Eka leaned back even more. She had the sudden urge to melt into the massive glass window behind her.
“If that only applies to the sommeliers, I think it’s an unfair generalization,” Elene said calmly. “They don’t have the power to feel responsible. Their job is to consult, help customers taste wine—that’s all.”
“Well, it’s not enough. That’s a fact.” Nika’s voice grew louder. The conversation quickly devolved into a heated exchange.
“The sommeliers do their job well! What else do you expect—should they follow customers home and open their bottles there? Find one person who’s dissatisfied!” Nato was firm in her defense.
“It’s not about dissatisfaction. They should do more, Nato!” Nika insisted. “When a customer walks in, they should be there—ready, asking questions. They should offer the best service possible!”
“They do! You’re being unfair. They have so much to handle. It’s unrealistic for them to just stand around waiting… Other staff need to help too.”
Giorgi cleared his throat and straightened up. Eka watched his face. He looked like he had found an answer within the chaos.
“Some really valuable points have come up,” Giorgi began. Everyone turned to him. “First, multiple factors influence sales. Each one needs to be understood individually—promotions, shelving, and customer service. But the biggest realization for me today is this: this place wasn’t meant to be just a store. And it shouldn’t become one. If the goal is to introduce customers to wine culture—to make them fall in love with wine, to earn their trust by helping them find the right one—then the most effective sales mechanism is wine tasting. Which you’re already doing. But maybe now, you could look at that process a little differently.

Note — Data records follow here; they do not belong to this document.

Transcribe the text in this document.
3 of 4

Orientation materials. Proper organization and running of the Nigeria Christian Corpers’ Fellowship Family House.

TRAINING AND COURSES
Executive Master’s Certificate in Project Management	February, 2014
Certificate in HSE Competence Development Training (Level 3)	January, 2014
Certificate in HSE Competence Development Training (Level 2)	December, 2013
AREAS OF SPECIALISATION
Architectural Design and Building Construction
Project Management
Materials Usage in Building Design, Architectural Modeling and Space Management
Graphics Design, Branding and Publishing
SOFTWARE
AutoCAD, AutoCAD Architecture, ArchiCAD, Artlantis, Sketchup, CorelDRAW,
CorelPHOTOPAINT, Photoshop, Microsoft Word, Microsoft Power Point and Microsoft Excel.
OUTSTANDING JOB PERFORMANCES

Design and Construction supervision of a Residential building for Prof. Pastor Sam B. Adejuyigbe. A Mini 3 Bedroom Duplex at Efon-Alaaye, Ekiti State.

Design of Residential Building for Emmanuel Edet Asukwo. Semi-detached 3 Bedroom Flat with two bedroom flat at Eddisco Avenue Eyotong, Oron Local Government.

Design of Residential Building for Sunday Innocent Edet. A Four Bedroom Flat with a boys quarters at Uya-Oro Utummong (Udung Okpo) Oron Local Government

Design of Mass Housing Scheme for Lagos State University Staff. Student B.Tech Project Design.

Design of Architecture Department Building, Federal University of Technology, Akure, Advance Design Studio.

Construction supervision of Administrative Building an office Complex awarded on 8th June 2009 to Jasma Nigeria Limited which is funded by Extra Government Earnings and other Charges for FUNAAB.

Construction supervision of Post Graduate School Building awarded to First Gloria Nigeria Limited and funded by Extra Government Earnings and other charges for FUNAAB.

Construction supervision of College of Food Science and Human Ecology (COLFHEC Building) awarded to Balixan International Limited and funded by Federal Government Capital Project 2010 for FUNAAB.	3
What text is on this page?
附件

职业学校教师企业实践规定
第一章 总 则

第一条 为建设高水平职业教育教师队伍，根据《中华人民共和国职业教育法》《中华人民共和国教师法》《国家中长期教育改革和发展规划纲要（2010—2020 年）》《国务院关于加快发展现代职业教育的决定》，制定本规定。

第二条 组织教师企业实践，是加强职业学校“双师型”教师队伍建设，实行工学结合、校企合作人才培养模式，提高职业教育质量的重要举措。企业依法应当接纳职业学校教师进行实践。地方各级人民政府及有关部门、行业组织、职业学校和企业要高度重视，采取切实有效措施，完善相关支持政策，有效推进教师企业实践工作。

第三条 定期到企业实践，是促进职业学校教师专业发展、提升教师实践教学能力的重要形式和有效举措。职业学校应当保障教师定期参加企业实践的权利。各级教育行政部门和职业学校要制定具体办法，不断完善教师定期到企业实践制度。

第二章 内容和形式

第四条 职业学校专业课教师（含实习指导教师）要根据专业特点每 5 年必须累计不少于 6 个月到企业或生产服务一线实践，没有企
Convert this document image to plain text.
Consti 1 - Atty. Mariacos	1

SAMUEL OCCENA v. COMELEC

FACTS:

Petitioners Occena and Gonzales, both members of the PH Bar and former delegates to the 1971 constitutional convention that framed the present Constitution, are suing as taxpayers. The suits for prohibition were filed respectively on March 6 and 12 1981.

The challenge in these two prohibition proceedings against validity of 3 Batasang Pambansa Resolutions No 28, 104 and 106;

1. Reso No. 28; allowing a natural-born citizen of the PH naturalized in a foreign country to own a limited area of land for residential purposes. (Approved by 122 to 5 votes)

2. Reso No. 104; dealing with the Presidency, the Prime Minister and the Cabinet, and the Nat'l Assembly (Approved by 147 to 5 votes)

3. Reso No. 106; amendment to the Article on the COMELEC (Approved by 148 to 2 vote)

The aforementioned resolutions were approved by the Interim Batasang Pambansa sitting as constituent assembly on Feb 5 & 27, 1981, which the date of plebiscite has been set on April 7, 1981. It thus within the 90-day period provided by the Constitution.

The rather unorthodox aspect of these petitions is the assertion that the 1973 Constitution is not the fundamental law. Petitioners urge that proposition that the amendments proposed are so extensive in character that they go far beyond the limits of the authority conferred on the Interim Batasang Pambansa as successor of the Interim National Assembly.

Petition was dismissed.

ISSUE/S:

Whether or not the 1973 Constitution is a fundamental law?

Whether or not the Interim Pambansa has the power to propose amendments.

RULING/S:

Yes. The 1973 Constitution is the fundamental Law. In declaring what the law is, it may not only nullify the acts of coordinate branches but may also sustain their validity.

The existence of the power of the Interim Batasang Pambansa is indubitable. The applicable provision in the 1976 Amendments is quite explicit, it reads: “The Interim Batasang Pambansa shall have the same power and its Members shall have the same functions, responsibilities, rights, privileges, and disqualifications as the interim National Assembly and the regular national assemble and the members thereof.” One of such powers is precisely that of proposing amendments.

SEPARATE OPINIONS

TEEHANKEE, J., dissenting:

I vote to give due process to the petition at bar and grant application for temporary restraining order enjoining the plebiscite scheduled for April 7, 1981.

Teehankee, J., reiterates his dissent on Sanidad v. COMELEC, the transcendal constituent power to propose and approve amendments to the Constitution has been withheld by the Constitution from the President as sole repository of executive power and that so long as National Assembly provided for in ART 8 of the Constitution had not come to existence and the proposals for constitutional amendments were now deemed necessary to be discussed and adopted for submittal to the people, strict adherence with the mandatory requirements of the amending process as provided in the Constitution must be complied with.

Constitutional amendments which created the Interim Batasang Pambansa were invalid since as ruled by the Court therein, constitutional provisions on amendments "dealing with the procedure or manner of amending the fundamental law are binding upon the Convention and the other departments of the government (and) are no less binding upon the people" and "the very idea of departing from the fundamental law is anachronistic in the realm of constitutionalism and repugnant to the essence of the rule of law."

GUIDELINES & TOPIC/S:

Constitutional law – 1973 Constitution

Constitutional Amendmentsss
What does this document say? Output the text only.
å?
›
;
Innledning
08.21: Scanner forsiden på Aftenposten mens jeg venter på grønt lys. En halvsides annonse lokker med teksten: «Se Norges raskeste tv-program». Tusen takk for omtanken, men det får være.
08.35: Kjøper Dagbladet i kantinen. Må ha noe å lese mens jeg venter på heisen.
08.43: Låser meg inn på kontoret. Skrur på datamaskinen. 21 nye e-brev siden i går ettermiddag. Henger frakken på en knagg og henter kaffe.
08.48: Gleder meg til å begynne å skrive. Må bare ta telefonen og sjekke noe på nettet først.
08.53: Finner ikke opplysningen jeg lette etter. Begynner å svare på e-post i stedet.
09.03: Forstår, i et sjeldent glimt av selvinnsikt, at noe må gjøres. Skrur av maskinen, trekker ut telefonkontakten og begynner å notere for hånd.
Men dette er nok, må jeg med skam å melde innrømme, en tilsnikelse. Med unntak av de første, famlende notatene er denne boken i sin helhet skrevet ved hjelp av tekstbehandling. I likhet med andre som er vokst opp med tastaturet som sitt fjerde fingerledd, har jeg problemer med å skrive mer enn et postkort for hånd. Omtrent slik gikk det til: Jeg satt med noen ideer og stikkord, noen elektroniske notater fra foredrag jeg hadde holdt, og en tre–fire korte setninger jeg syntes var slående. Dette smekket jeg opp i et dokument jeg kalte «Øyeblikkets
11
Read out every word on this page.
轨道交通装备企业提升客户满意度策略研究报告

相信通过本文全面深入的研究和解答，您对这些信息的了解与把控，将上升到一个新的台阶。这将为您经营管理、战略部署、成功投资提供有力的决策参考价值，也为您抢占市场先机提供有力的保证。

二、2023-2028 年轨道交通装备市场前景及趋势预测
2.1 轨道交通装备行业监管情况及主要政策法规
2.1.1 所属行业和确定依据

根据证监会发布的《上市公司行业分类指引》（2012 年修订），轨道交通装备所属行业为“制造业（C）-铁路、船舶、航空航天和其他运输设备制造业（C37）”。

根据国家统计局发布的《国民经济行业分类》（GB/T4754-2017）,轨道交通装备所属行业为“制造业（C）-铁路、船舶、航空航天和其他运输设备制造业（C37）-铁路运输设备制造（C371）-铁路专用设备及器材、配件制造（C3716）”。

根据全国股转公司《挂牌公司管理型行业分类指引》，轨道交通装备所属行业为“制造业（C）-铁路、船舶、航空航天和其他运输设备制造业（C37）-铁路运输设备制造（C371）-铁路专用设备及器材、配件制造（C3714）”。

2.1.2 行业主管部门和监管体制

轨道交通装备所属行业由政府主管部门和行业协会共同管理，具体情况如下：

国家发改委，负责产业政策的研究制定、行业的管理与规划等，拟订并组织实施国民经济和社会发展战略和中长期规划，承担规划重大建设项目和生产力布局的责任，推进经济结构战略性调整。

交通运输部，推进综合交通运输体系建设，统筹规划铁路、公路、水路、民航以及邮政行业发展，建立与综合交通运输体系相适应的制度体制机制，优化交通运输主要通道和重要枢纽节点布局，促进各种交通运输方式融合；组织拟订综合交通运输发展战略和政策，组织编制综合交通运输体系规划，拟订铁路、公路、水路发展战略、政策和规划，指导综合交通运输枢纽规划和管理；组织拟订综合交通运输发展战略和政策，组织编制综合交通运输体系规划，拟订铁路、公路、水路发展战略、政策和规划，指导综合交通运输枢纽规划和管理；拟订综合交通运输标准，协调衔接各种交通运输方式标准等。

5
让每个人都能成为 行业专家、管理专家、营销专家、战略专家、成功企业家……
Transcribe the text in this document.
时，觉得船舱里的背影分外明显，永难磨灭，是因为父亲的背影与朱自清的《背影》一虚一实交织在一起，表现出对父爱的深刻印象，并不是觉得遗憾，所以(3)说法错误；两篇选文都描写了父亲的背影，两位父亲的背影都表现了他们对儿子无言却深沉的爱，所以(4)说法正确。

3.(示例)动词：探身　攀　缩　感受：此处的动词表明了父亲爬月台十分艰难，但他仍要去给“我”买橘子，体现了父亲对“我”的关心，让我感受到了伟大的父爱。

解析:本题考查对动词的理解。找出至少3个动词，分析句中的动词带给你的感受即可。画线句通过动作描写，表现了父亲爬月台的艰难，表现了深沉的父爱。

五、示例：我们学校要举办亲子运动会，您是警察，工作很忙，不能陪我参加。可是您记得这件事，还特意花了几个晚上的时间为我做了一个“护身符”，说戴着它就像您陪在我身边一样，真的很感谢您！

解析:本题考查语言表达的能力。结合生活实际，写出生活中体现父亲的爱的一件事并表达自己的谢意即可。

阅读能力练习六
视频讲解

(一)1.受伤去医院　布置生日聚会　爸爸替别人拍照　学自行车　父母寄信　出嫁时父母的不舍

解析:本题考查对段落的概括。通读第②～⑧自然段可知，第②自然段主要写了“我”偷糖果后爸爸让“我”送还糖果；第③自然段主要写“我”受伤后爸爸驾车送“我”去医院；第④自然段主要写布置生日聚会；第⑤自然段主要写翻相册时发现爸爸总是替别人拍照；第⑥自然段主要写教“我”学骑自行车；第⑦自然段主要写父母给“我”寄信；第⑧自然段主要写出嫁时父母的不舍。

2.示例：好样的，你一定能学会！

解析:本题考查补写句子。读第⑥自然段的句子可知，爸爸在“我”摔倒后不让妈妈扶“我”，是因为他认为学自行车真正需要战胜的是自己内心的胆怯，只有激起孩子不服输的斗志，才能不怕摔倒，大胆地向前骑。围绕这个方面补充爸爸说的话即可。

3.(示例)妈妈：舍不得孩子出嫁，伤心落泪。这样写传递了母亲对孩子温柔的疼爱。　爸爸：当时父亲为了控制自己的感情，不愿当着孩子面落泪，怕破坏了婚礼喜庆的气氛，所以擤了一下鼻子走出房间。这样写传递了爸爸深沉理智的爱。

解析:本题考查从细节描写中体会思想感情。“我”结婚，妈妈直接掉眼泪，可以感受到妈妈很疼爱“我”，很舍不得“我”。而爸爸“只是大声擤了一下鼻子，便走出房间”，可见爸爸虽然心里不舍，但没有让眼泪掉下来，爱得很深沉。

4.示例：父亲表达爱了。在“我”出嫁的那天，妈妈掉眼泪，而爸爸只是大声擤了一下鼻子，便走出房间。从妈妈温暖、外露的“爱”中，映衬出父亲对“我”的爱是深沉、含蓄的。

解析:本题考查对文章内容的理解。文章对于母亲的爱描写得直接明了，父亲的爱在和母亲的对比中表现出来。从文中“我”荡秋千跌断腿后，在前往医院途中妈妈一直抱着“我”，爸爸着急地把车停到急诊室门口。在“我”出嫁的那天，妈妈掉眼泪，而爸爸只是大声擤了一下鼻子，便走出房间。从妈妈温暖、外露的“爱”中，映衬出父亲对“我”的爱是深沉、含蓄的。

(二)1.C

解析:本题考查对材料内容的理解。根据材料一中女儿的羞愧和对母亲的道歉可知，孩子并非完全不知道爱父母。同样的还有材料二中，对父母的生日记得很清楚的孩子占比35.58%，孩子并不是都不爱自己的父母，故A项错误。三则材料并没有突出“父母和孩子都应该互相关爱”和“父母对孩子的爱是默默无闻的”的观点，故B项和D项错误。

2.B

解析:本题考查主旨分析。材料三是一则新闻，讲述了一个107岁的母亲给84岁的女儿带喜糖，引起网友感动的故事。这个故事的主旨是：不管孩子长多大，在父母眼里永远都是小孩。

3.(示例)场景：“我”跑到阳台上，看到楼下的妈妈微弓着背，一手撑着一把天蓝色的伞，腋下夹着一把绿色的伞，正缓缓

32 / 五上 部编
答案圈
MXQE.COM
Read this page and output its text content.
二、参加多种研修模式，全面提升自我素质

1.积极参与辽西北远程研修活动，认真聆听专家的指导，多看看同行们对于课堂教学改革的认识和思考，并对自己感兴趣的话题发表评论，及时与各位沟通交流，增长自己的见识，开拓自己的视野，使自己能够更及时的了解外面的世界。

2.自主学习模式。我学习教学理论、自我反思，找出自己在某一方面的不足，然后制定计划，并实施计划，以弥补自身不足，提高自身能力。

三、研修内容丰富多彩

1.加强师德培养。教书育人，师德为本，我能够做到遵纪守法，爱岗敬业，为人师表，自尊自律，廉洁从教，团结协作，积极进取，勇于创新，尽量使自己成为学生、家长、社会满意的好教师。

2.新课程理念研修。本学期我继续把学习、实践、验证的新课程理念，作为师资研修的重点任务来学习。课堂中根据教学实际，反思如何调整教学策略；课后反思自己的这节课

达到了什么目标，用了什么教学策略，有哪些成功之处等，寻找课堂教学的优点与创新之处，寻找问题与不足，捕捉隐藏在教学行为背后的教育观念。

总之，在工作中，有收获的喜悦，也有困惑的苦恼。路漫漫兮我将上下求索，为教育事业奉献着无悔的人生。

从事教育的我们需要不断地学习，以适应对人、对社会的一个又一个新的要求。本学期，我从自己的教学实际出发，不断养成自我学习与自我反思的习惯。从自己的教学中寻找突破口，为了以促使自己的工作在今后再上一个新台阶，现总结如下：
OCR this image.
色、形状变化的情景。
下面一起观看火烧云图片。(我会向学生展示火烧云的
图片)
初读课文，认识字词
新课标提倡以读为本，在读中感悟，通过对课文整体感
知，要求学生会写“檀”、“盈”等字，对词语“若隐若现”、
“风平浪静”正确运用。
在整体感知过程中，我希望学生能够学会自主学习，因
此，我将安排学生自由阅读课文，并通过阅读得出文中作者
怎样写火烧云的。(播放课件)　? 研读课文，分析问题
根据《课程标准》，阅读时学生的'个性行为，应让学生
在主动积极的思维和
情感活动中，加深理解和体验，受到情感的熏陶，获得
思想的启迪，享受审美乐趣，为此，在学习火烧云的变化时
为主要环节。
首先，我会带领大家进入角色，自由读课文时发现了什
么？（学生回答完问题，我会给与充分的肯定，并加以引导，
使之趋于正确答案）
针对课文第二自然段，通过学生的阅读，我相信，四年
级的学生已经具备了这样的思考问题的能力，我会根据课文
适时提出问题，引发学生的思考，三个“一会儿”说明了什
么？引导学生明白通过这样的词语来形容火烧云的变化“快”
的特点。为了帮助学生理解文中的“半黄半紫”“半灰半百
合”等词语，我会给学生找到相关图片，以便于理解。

“It’s not just about pouring interesting wines. The tasting moment could be more intimate, more personal. Ask the right questions. Offer thoughtful suggestions. Remember their taste for next time. A sommelier’s role shouldn’t be limited to simple consultation. The aim should be quality consultation.
“That doesn’t mean standing in one place. What matters is where their attention is directed. They should be thinking about how to create a meaningful experience. They can explain these approaches to other staff. They can decide who will take over when they step away from the table. I think they’ll handle that responsibility just fine,” he added, turning to Nika with a raised brow and a smile, “and they might even enjoy it more.”
Nika smiled too, bowing his head slightly. His shoulders relaxed.
After the meeting, he told Giorgi and Eka:
“To be honest, I really like this sommelier idea. I hadn’t thought about it that way, but the moment you said it, it just clicked. It made sense of everything. The goal should be introducing customers to quality wine and keeping them coming back. Sales on their own are just empty numbers, right?”
Giorgi agreed and shook his hand, smiling.
Eka checked her watch. It was 7 PM.
It had been an interesting day.
It was fascinating how, by simply structuring the process properly, outsiders like her and Giorgi could see the situation with fresh eyes and find solutions.
Solutions that seem obvious in hindsight—but even the most competent, motivated people can overlook them in the blur of daily chaos.
She glanced at the tasting table next to her. Around twenty bottles stood in an arc.
A little sip before going home wouldn’t be so bad, she thought.